Right now, Bitcoin does need as much good public relations as it can get, and a quick and full compensation for the small-fish victims of the MTGox disaster would constitute good PR indeed.
A large group of angry customers who get back their funds means many less people who have (somewhat understandable) motivation to actively criticize and oppose the whole Bitcoin project.
Besides, the idea of compensating smaller creditors with some preference over bigger creditors appeals to my sense of justice. (Despite the fact that I do not belong to the former group).
The idea of prioritizing small clients is not bad by itself, but that could perhaps be proposed to the liquidation court.

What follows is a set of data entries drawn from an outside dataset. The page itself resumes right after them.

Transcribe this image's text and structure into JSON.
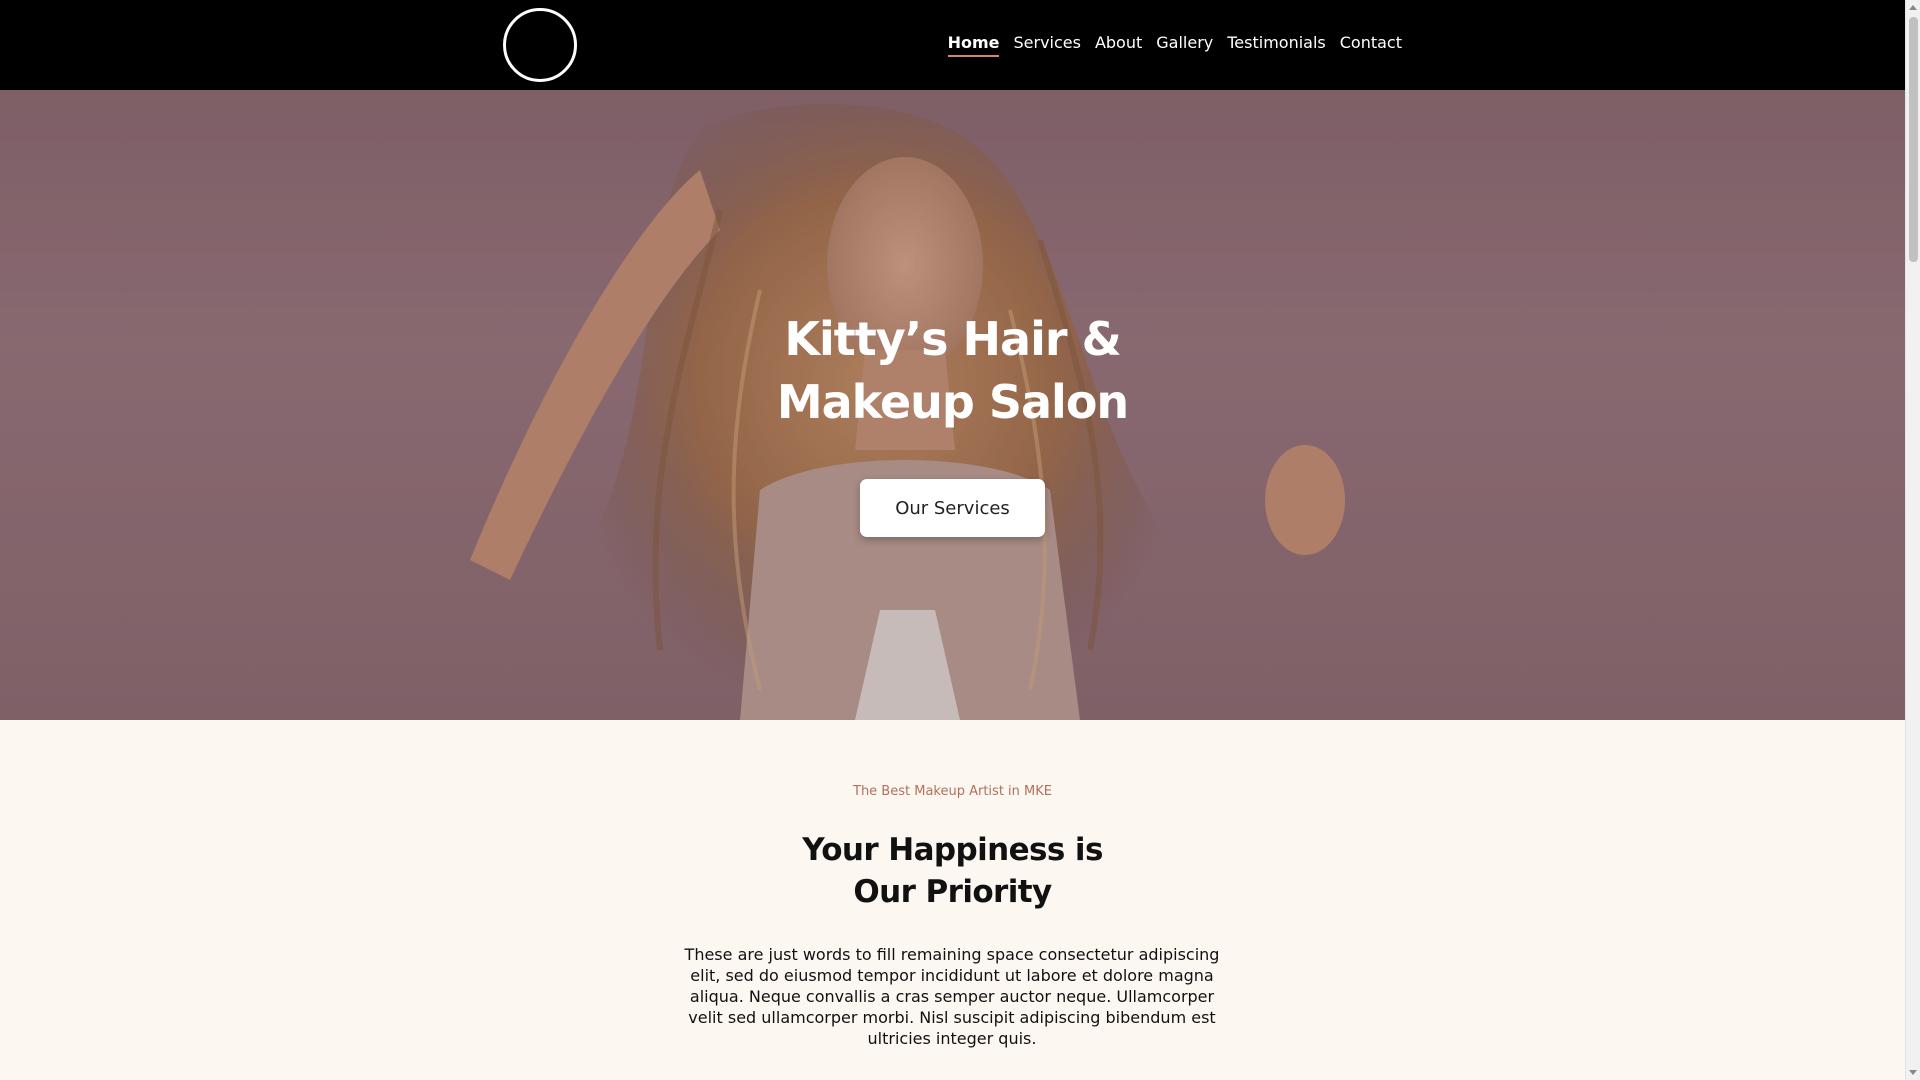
{
  "header": {
    "nav": [
      {
        "label": "Home"
      },
      {
        "label": "Services"
      },
      {
        "label": "About"
      },
      {
        "label": "Gallery"
      },
      {
        "label": "Testimonials"
      },
      {
        "label": "Contact"
      }
    ],
    "active_nav": "Home"
  },
  "hero": {
    "title_line1": "Kitty’s Hair &",
    "title_line2": "Makeup Salon",
    "button_label": "Our Services"
  },
  "intro": {
    "tagline": "The Best Makeup Artist in MKE",
    "title_line1": "Your Happiness is",
    "title_line2": "Our Priority",
    "body": "These are just words to fill remaining space consectetur adipiscing elit, sed do eiusmod tempor incididunt ut labore et dolore magna aliqua. Neque convallis a cras semper auctor neque. Ullamcorper velit sed ullamcorper morbi. Nisl suscipit adipiscing bibendum est ultricies integer quis."
  },
  "colors": {
    "header_bg": "#000000",
    "accent": "#d08b6c",
    "tagline": "#b2705b",
    "page_bg": "#fdf7f2"
  },
  "icons": [
    "logo-circle-icon"
  ]
}
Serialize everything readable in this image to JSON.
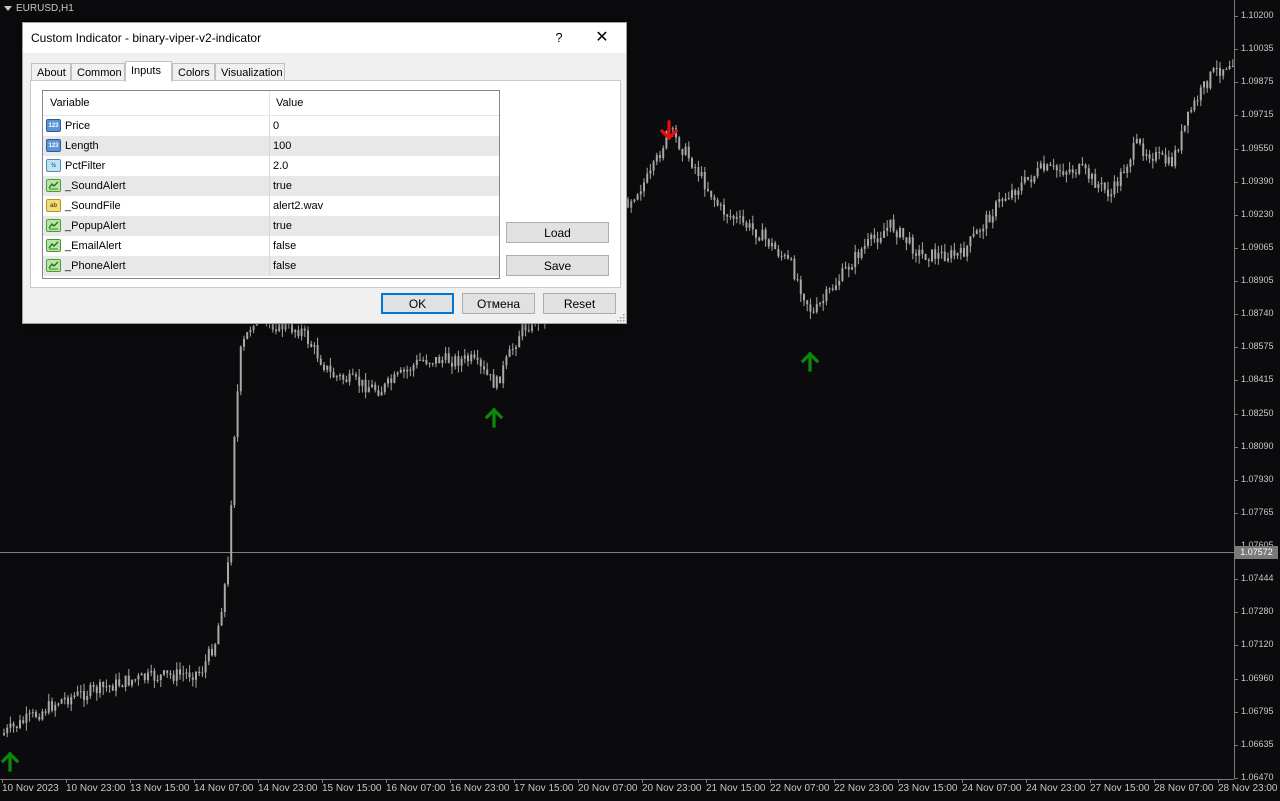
{
  "chart": {
    "symbol_label": "EURUSD,H1",
    "current_price": "1.07572",
    "price_ticks": [
      "1.10200",
      "1.10035",
      "1.09875",
      "1.09715",
      "1.09550",
      "1.09390",
      "1.09230",
      "1.09065",
      "1.08905",
      "1.08740",
      "1.08575",
      "1.08415",
      "1.08250",
      "1.08090",
      "1.07930",
      "1.07765",
      "1.07605",
      "1.07444",
      "1.07280",
      "1.07120",
      "1.06960",
      "1.06795",
      "1.06635",
      "1.06470"
    ],
    "time_ticks": [
      "10 Nov 2023",
      "10 Nov 23:00",
      "13 Nov 15:00",
      "14 Nov 07:00",
      "14 Nov 23:00",
      "15 Nov 15:00",
      "16 Nov 07:00",
      "16 Nov 23:00",
      "17 Nov 15:00",
      "20 Nov 07:00",
      "20 Nov 23:00",
      "21 Nov 15:00",
      "22 Nov 07:00",
      "22 Nov 23:00",
      "23 Nov 15:00",
      "24 Nov 07:00",
      "24 Nov 23:00",
      "27 Nov 15:00",
      "28 Nov 07:00",
      "28 Nov 23:00"
    ],
    "colors": {
      "background": "#0b0b0d",
      "candles": "#a8a8a8",
      "buy_arrow": "#0a8a0a",
      "sell_arrow": "#e01010",
      "crosshair": "#808080"
    },
    "signals": [
      {
        "type": "buy",
        "icon": "arrow-up-icon"
      },
      {
        "type": "buy",
        "icon": "arrow-up-icon"
      },
      {
        "type": "buy",
        "icon": "arrow-up-icon"
      },
      {
        "type": "sell",
        "icon": "arrow-down-icon"
      }
    ]
  },
  "dialog": {
    "title": "Custom Indicator - binary-viper-v2-indicator",
    "help_label": "?",
    "close_label": "✕",
    "tabs": [
      {
        "label": "About",
        "active": false
      },
      {
        "label": "Common",
        "active": false
      },
      {
        "label": "Inputs",
        "active": true
      },
      {
        "label": "Colors",
        "active": false
      },
      {
        "label": "Visualization",
        "active": false
      }
    ],
    "table": {
      "col_variable": "Variable",
      "col_value": "Value",
      "rows": [
        {
          "name": "Price",
          "value": "0",
          "type": "int",
          "icon": "int-type-icon",
          "icon_text": "123"
        },
        {
          "name": "Length",
          "value": "100",
          "type": "int",
          "icon": "int-type-icon",
          "icon_text": "123"
        },
        {
          "name": "PctFilter",
          "value": "2.0",
          "type": "dbl",
          "icon": "double-type-icon",
          "icon_text": "½"
        },
        {
          "name": "_SoundAlert",
          "value": "true",
          "type": "bool",
          "icon": "bool-type-icon",
          "icon_text": ""
        },
        {
          "name": "_SoundFile",
          "value": "alert2.wav",
          "type": "str",
          "icon": "string-type-icon",
          "icon_text": "ab"
        },
        {
          "name": "_PopupAlert",
          "value": "true",
          "type": "bool",
          "icon": "bool-type-icon",
          "icon_text": ""
        },
        {
          "name": "_EmailAlert",
          "value": "false",
          "type": "bool",
          "icon": "bool-type-icon",
          "icon_text": ""
        },
        {
          "name": "_PhoneAlert",
          "value": "false",
          "type": "bool",
          "icon": "bool-type-icon",
          "icon_text": ""
        }
      ]
    },
    "buttons": {
      "load": "Load",
      "save": "Save",
      "ok": "OK",
      "cancel": "Отмена",
      "reset": "Reset"
    }
  }
}
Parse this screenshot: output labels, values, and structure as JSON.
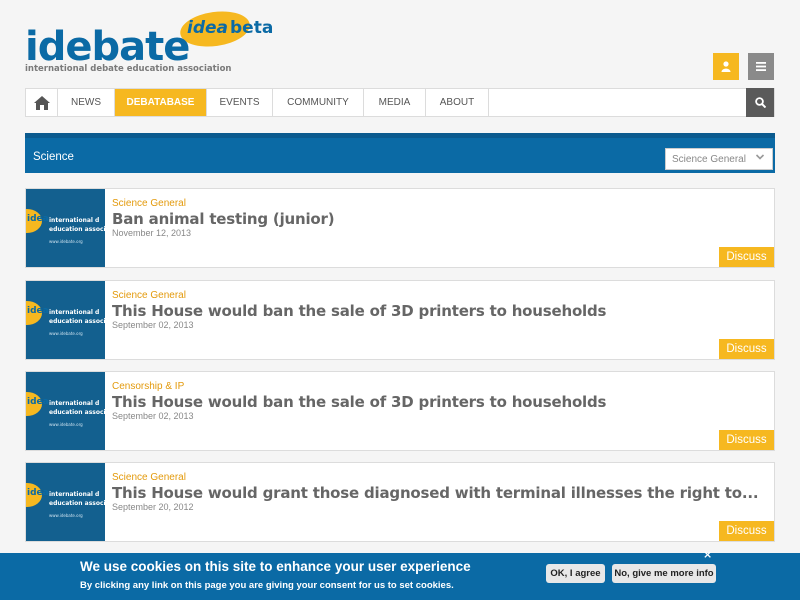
{
  "header": {
    "logo_word": "idebate",
    "logo_bubble": "idea",
    "logo_beta": "beta",
    "logo_tagline": "international debate education association",
    "user_icon": "user-icon",
    "menu_icon": "menu-icon"
  },
  "nav": {
    "home_icon": "home-icon",
    "items": [
      {
        "label": "NEWS"
      },
      {
        "label": "DEBATABASE"
      },
      {
        "label": "EVENTS"
      },
      {
        "label": "COMMUNITY"
      },
      {
        "label": "MEDIA"
      },
      {
        "label": "ABOUT"
      }
    ],
    "active_index": 1,
    "search_icon": "search-icon"
  },
  "section": {
    "title": "Science",
    "filter_value": "Science General"
  },
  "thumb": {
    "bubble": "idea",
    "line1": "international d",
    "line2": "education associ",
    "url": "www.idebate.org"
  },
  "items": [
    {
      "category": "Science General",
      "title": "Ban animal testing (junior)",
      "date": "November 12, 2013",
      "action": "Discuss"
    },
    {
      "category": "Science General",
      "title": "This House would ban the sale of 3D printers to households",
      "date": "September 02, 2013",
      "action": "Discuss"
    },
    {
      "category": "Censorship & IP",
      "title": "This House would ban the sale of 3D printers to households",
      "date": "September 02, 2013",
      "action": "Discuss"
    },
    {
      "category": "Science General",
      "title": "This House would grant those diagnosed with terminal illnesses the right to...",
      "date": "September 20, 2012",
      "action": "Discuss"
    }
  ],
  "cookie": {
    "heading": "We use cookies on this site to enhance your user experience",
    "text": "By clicking any link on this page you are giving your consent for us to set cookies.",
    "ok_label": "OK, I agree",
    "more_label": "No, give me more info",
    "close_glyph": "×"
  },
  "colors": {
    "brand_blue": "#0b6aa5",
    "accent_yellow": "#f6b820"
  }
}
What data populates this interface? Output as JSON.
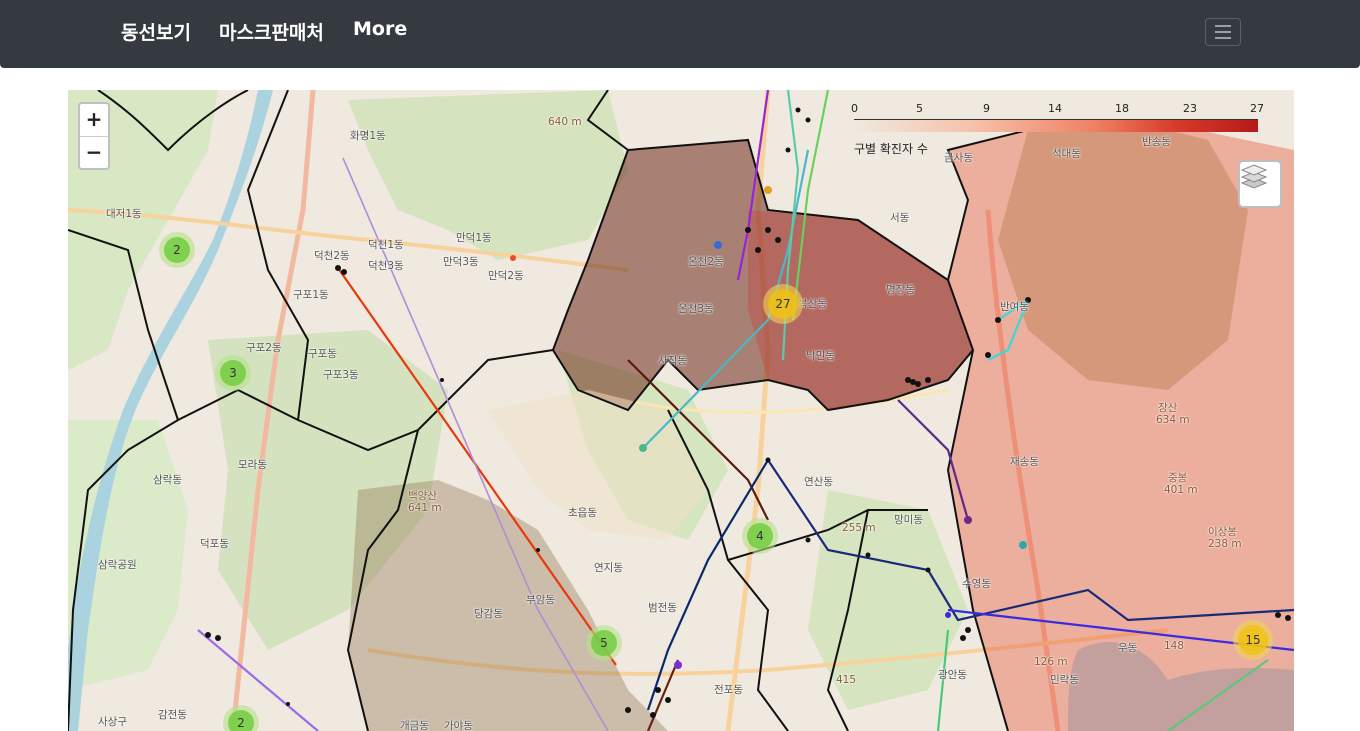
{
  "navbar": {
    "links": [
      "동선보기",
      "마스크판매처",
      "More"
    ],
    "toggler_icon": "hamburger-icon"
  },
  "map": {
    "zoom_in": "+",
    "zoom_out": "−",
    "layers_icon": "layers-icon",
    "legend": {
      "ticks": [
        "0",
        "5",
        "9",
        "14",
        "18",
        "23",
        "27"
      ],
      "caption": "구별 확진자 수",
      "color_low": "#fde8dc",
      "color_high": "#b51a1a"
    },
    "clusters": [
      "2",
      "3",
      "27",
      "4",
      "5",
      "15",
      "2"
    ],
    "place_labels": [
      "화명1동",
      "대저1동",
      "덕천1동",
      "만덕1동",
      "만덕2동",
      "만덕3동",
      "덕천2동",
      "덕천3동",
      "구포1동",
      "구포2동",
      "구포동",
      "구포3동",
      "모라동",
      "삼락동",
      "덕포동",
      "삼락공원",
      "감전동",
      "사상구",
      "온천2동",
      "온천3동",
      "사직동",
      "복산동",
      "명장동",
      "낙민동",
      "서동",
      "금사동",
      "석대동",
      "반송동",
      "반여동",
      "재송동",
      "장산",
      "634 m",
      "중봉",
      "401 m",
      "이상봉",
      "238 m",
      "연산동",
      "망미동",
      "수영동",
      "민락동",
      "광안동",
      "우동",
      "초읍동",
      "연지동",
      "범전동",
      "당감동",
      "부암동",
      "전포동",
      "개금동",
      "가야동",
      "백양산",
      "641 m",
      "640 m",
      "255 m",
      "126 m",
      "415",
      "148"
    ]
  }
}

AFAIK, Japanese liquidation law already establishes a "socially just" priority scheme: first any unpaid salaries and benefits, then actual creditors (banks, suppliers, landlords, contractors, utilities, etc.), and lastly investors. I don't know where MtGOX clients would fit in this priority ranking.
The Sunplot proposal obviously cannot change the priorities of employees and actual creditors; the court could not possibly agree to that. It apparently inserts the new owners and managers, as well as the expert investigator (Mr. Karpelès?) into this ranking,
before the clients. Isn't that so?
IANAL, but IIUC rehabilitation requires that you actually become solvent; You can't just unilaterally cram down your debts to everybody, even if the majority of creditors agree. An example of how this has actually worked would be Intrade, where the founder died trying to climb Mount Everest and the new management inherited a company without the money they should have had. You can follow what happened here:
http://www.intrade.com/v4/home/latest-news/The key point about this is that they need to get creditors to agree to give up their claims on enough of the debt to make the company solvent. In Intrade's case they were missing less than half of the money, and they had a good chance of getting the rest back through litigation (which they ultimately did). Since it's a voluntarily agreement between the company and each individual creditor, they can apply whatever terms they want to, as long as each creditor is prepared to accept them. Apparently Intrade didn't bother asking people owed less than $1000 to agree to forbearance.
The problem here is that if you've only got the order of 20% to 25% of what you owe, it only takes a small proportion of creditors to say "No, I insist that you pay me in full" to torpedo the whole thing. Presumably that (plus the general mendaciousness and shadiness of the people involved) is probably why the court hasn't been taking the idea very seriously.